飲料・食品業界で2社に1社が、2022年8月以降に値上げを予定していることが分かった。すでに実施した企業を含めると実に9割近くに達する。

化学品や鉄鋼、機械、建材などの工業分野でも同様の傾向が現れており、生活に身近な飲料・食品だけでなく、この秋は、さまざまなモノの価格が上がる見通しだ。

そんな中、あえて値下げに踏み切る飲食企業もある。値上げの背景にはウクライナ情勢に伴う原材料価格の高騰や円安の進行などがあるだけに、どこまで耐えられるだろうか。

9割ほどの企業が値上げ

帝国データバンク(東京都港区)が8月12日から18日の間に、インターネットを用いて調査した(有効回答企業数は1401社)。

8月以降1年以内に値上げする予定の企業は「飲料・食品卸売り」で47.3%に達しており、特に10~12月では34.5%(全業種では16.7%)となった。2022年4月以降に値上げを実施した企業を合わせると87.3%となり、ほとんどの企業が値上げに踏み切ることになる。

他の業界で8月以降に値上げを予定している企業の割合が高かったのは、化学品製造の47・9%、飲料・食品・飼料製造の46.4%、鉄鋼・非鉄・鉱業の41・8%(全業種では31.4%)で、すでに実施している企業を合わせると機械・器具卸売りの87.7%、建材・家具・窯業・土石製品卸売りの87.5%、鉄鋼・非鉄・鉱業の87.3%(全業種では69.6%)の順だった。

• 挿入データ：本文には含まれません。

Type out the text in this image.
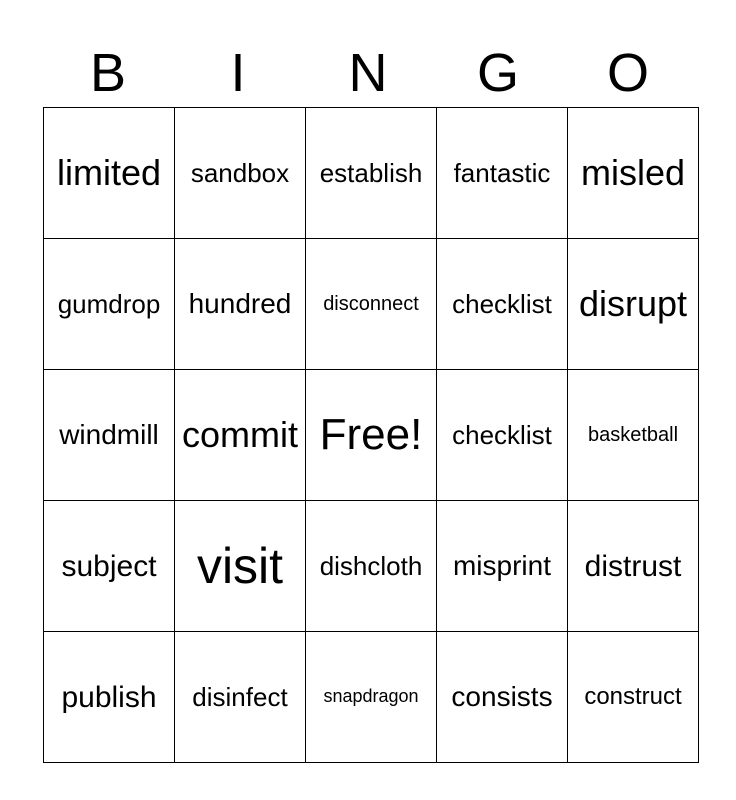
B	I	N	G	O
limited	sandbox	establish	fantastic	misled
gumdrop	hundred	disconnect	checklist	disrupt
windmill	commit	Free!	checklist	basketball
subject	visit	dishcloth	misprint	distrust
publish	disinfect	snapdragon	consists	construct
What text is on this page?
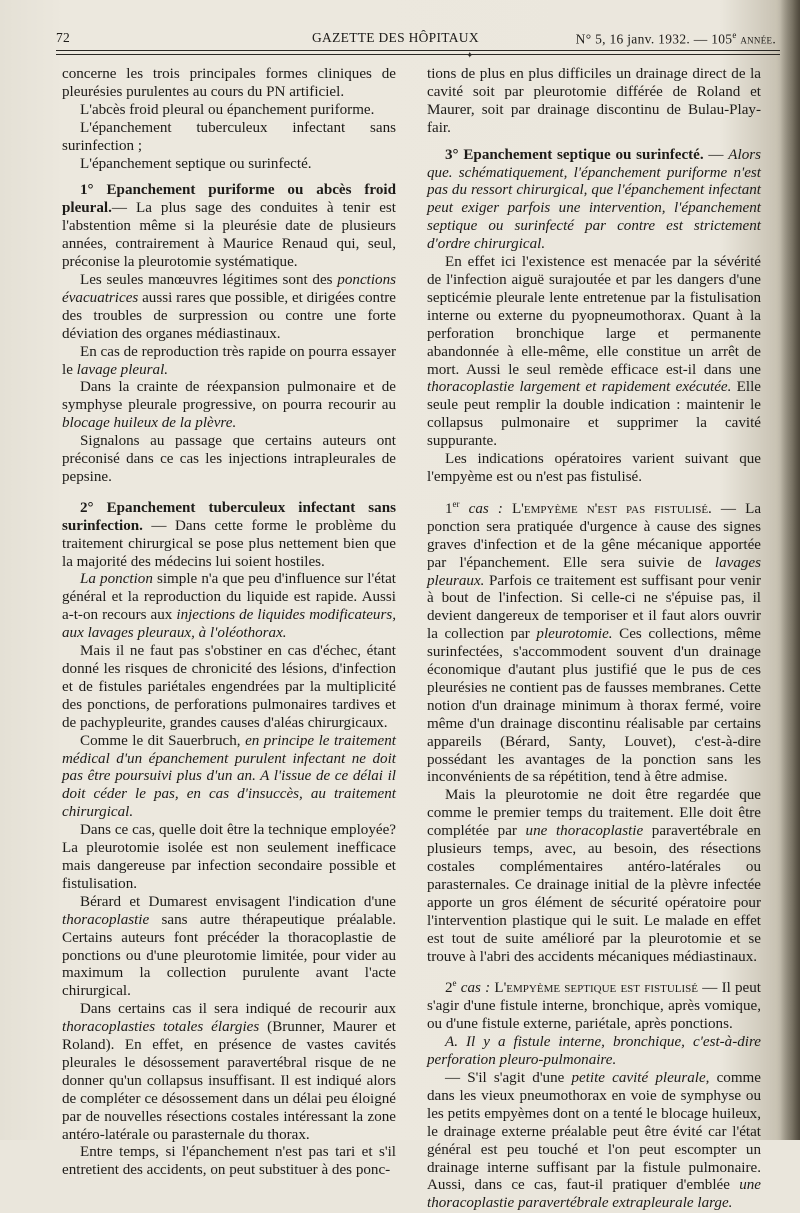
72	GAZETTE DES HÔPITAUX	N° 5, 16 janv. 1932. — 105e année.
✦

concerne les trois principales formes cliniques de pleurésies purulentes au cours du PN artificiel.

L'abcès froid pleural ou épanchement puriforme.

L'épanchement tuberculeux infectant sans surinfection ;

L'épanchement septique ou surinfecté.

1° Epanchement puriforme ou abcès froid pleural.— La plus sage des conduites à tenir est l'abstention même si la pleurésie date de plusieurs années, contrairement à Maurice Renaud qui, seul, préconise la pleurotomie systématique.

Les seules manœuvres légitimes sont des ponctions évacuatrices aussi rares que possible, et dirigées contre des troubles de surpression ou contre une forte déviation des organes médiastinaux.

En cas de reproduction très rapide on pourra essayer le lavage pleural.

Dans la crainte de réexpansion pulmonaire et de symphyse pleurale progressive, on pourra recourir au blocage huileux de la plèvre.

Signalons au passage que certains auteurs ont préconisé dans ce cas les injections intrapleurales de pepsine.

2° Epanchement tuberculeux infectant sans surinfection. — Dans cette forme le problème du traitement chirurgical se pose plus nettement bien que la majorité des médecins lui soient hostiles.

La ponction simple n'a que peu d'influence sur l'état général et la reproduction du liquide est rapide. Aussi a-t-on recours aux injections de liquides modificateurs, aux lavages pleuraux, à l'oléothorax.

Mais il ne faut pas s'obstiner en cas d'échec, étant donné les risques de chronicité des lésions, d'infection et de fistules pariétales engendrées par la multiplicité des ponctions, de perforations pulmonaires tardives et de pachypleurite, grandes causes d'aléas chirurgicaux.

Comme le dit Sauerbruch, en principe le traitement médical d'un épanchement purulent infectant ne doit pas être poursuivi plus d'un an. A l'issue de ce délai il doit céder le pas, en cas d'insuccès, au traitement chirurgical.

Dans ce cas, quelle doit être la technique employée? La pleurotomie isolée est non seulement inefficace mais dangereuse par infection secondaire possible et fistulisation.

Bérard et Dumarest envisagent l'indication d'une thoracoplastie sans autre thérapeutique préalable. Certains auteurs font précéder la thoracoplastie de ponctions ou d'une pleurotomie limitée, pour vider au maximum la collection purulente avant l'acte chirurgical.

Dans certains cas il sera indiqué de recourir aux thoracoplasties totales élargies (Brunner, Maurer et Roland). En effet, en présence de vastes cavités pleurales le désossement paravertébral risque de ne donner qu'un collapsus insuffisant. Il est indiqué alors de compléter ce désossement dans un délai peu éloigné par de nouvelles résections costales intéressant la zone antéro-latérale ou parasternale du thorax.

Entre temps, si l'épanchement n'est pas tari et s'il entretient des accidents, on peut substituer à des ponc-

tions de plus en plus difficiles un drainage direct de la cavité soit par pleurotomie différée de Roland et Maurer, soit par drainage discontinu de Bulau-Play-fair.

3° Epanchement septique ou surinfecté. — Alors que. schématiquement, l'épanchement puriforme n'est pas du ressort chirurgical, que l'épanchement infectant peut exiger parfois une intervention, l'épanchement septique ou surinfecté par contre est strictement d'ordre chirurgical.

En effet ici l'existence est menacée par la sévérité de l'infection aiguë surajoutée et par les dangers d'une septicémie pleurale lente entretenue par la fistulisation interne ou externe du pyopneumothorax. Quant à la perforation bronchique large et permanente abandonnée à elle-même, elle constitue un arrêt de mort. Aussi le seul remède efficace est-il dans une thoracoplastie largement et rapidement exécutée. Elle seule peut remplir la double indication : maintenir le collapsus pulmonaire et supprimer la cavité suppurante.

Les indications opératoires varient suivant que l'empyème est ou n'est pas fistulisé.

1er cas : L'empyème n'est pas fistulisé. — La ponction sera pratiquée d'urgence à cause des signes graves d'infection et de la gêne mécanique apportée par l'épanchement. Elle sera suivie de lavages pleuraux. Parfois ce traitement est suffisant pour venir à bout de l'infection. Si celle-ci ne s'épuise pas, il devient dangereux de temporiser et il faut alors ouvrir la collection par pleurotomie. Ces collections, même surinfectées, s'accommodent souvent d'un drainage économique d'autant plus justifié que le pus de ces pleurésies ne contient pas de fausses membranes. Cette notion d'un drainage minimum à thorax fermé, voire même d'un drainage discontinu réalisable par certains appareils (Bérard, Santy, Louvet), c'est-à-dire possédant les avantages de la ponction sans les inconvénients de sa répétition, tend à être admise.

Mais la pleurotomie ne doit être regardée que comme le premier temps du traitement. Elle doit être complétée par une thoracoplastie paravertébrale en plusieurs temps, avec, au besoin, des résections costales complémentaires antéro-latérales ou parasternales. Ce drainage initial de la plèvre infectée apporte un gros élément de sécurité opératoire pour l'intervention plastique qui le suit. Le malade en effet est tout de suite amélioré par la pleurotomie et se trouve à l'abri des accidents mécaniques médiastinaux.

2e cas : L'empyème septique est fistulisé — Il peut s'agir d'une fistule interne, bronchique, après vomique, ou d'une fistule externe, pariétale, après ponctions.

A. Il y a fistule interne, bronchique, c'est-à-dire perforation pleuro-pulmonaire.

— S'il s'agit d'une petite cavité pleurale, comme dans les vieux pneumothorax en voie de symphyse ou les petits empyèmes dont on a tenté le blocage huileux, le drainage externe préalable peut être évité car l'état général est peu touché et l'on peut escompter un drainage interne suffisant par la fistule pulmonaire. Aussi, dans ce cas, faut-il pratiquer d'emblée une thoracoplastie paravertébrale extrapleurale large.
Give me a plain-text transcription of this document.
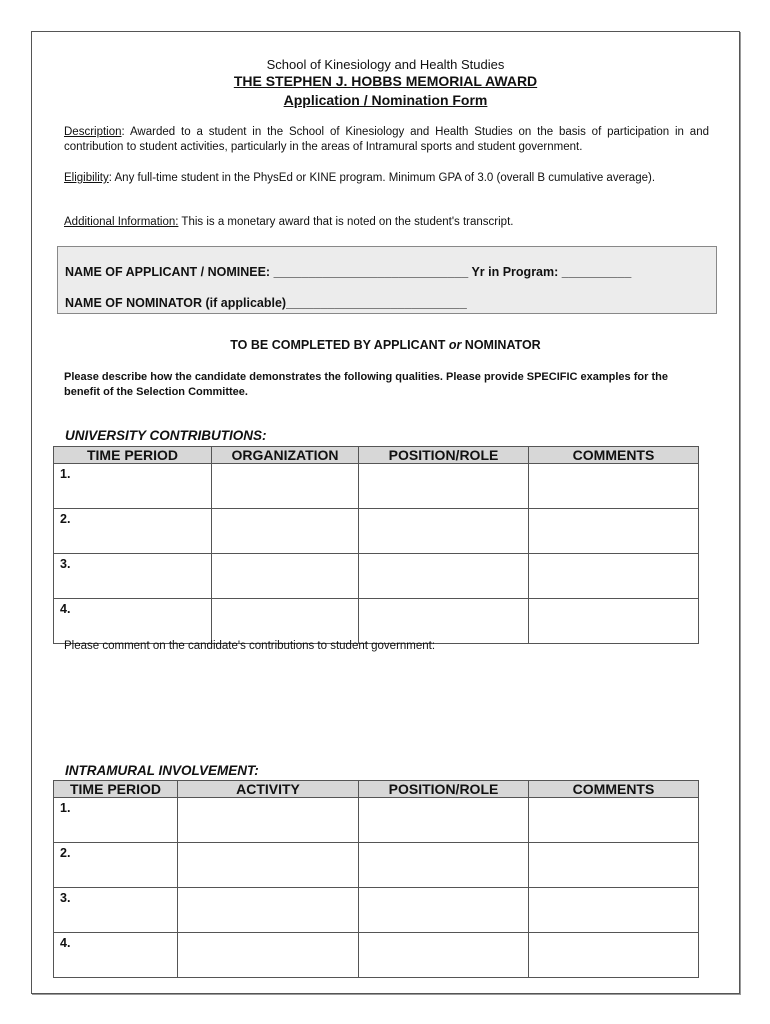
School of Kinesiology and Health Studies
THE STEPHEN J. HOBBS MEMORIAL AWARD
Application / Nomination Form
Description: Awarded to a student in the School of Kinesiology and Health Studies on the basis of participation in and contribution to student activities, particularly in the areas of Intramural sports and student government.
Eligibility: Any full-time student in the PhysEd or KINE program. Minimum GPA of 3.0 (overall B cumulative average).
Additional Information: This is a monetary award that is noted on the student's transcript.
NAME OF APPLICANT / NOMINEE: ____________________________ Yr in Program: __________
NAME OF NOMINATOR (if applicable)__________________________
TO BE COMPLETED BY APPLICANT or NOMINATOR
Please describe how the candidate demonstrates the following qualities. Please provide SPECIFIC examples for the benefit of the Selection Committee.
UNIVERSITY CONTRIBUTIONS:
TIME PERIOD	ORGANIZATION	POSITION/ROLE	COMMENTS
1.			
2.			
3.			
4.			
Please comment on the candidate's contributions to student government:
INTRAMURAL INVOLVEMENT:
TIME PERIOD	ACTIVITY	POSITION/ROLE	COMMENTS
1.			
2.			
3.			
4.			
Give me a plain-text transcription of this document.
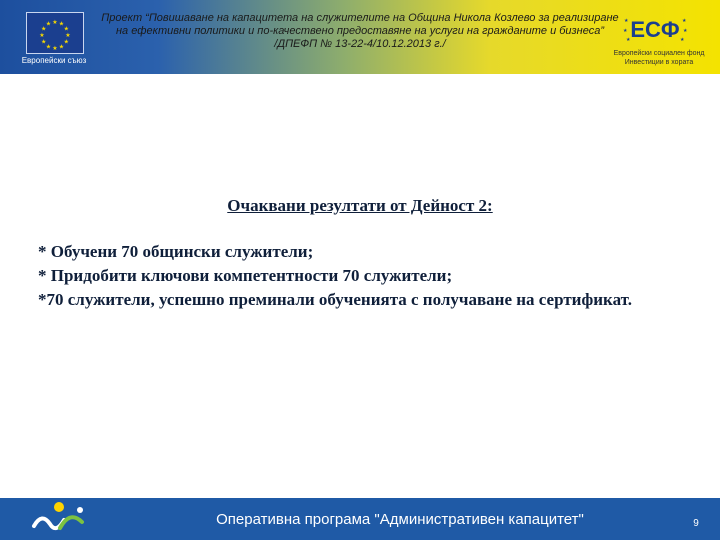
★ ★
★
★
★
★
★
★
★
★
★
★
Европейски съюз
Проект “Повишаване на капацитета на служителите на Община Никола Козлево за реализиране
на ефективни политики и по-качествено предоставяне на услуги на гражданите и бизнеса”
/ДПЕФП № 13-22-4/10.12.2013 г./
ЕСФ
★
★
★
★
★
★
Европейски социален фонд
Инвестиции в хората
Очаквани резултати от Дейност 2:
* Обучени 70 общински служители;
* Придобити ключови компетентности 70 служители;
*70 служители, успешно преминали обученията с получаване на сертификат.
Оперативна програма "Административен капацитет"	9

半面、値上げできなかった企業も少なくなく、運輸・倉庫=34.2%、情報サービス=27.9%、不動産=23.8%(全業種では14.3%)で割合が高かった。

値下げ企業は増えるのか

一方、値上げラッシュの中、値下げに踏み切る企業もある。ドミノ・ピザ ジャパン(東京都品川区)が展開する宅配ピザチェーンのドミノ・ピザは「ニッポン応援プロジェクト」として8月22日から9月11日まで、ピザのマルゲリータMサイズを、990円の通常持ち帰り価格を600円で提供する。

同社は8月1日から21日までは、ドミノ・デラックスMサイズの持ち帰り価格を995円から600円に値下げしていた。

SANKO MARKETING FOODS<2762>は2022年8月23日に、全品270円均一の店舗「金の蔵」を10年ぶりに復活させた。

金の蔵は2009年にオープンし、料理もアルコール飲料もすべて270円で提供していたが、270円均一を取りやめていた。

2022年版270円金の蔵としてオープンするのは池袋西口店で、同店では社員が漁に出て水揚げした鮮魚を提供するほか、からあげGP金賞(日本唐揚協会主催)を受賞した唐揚げも270円で提供する。

こうした対策は、いつまで継続することができるのか。さらに、これから値下げに踏み切る企業は増えるのか。消費者の関心は高そうだ。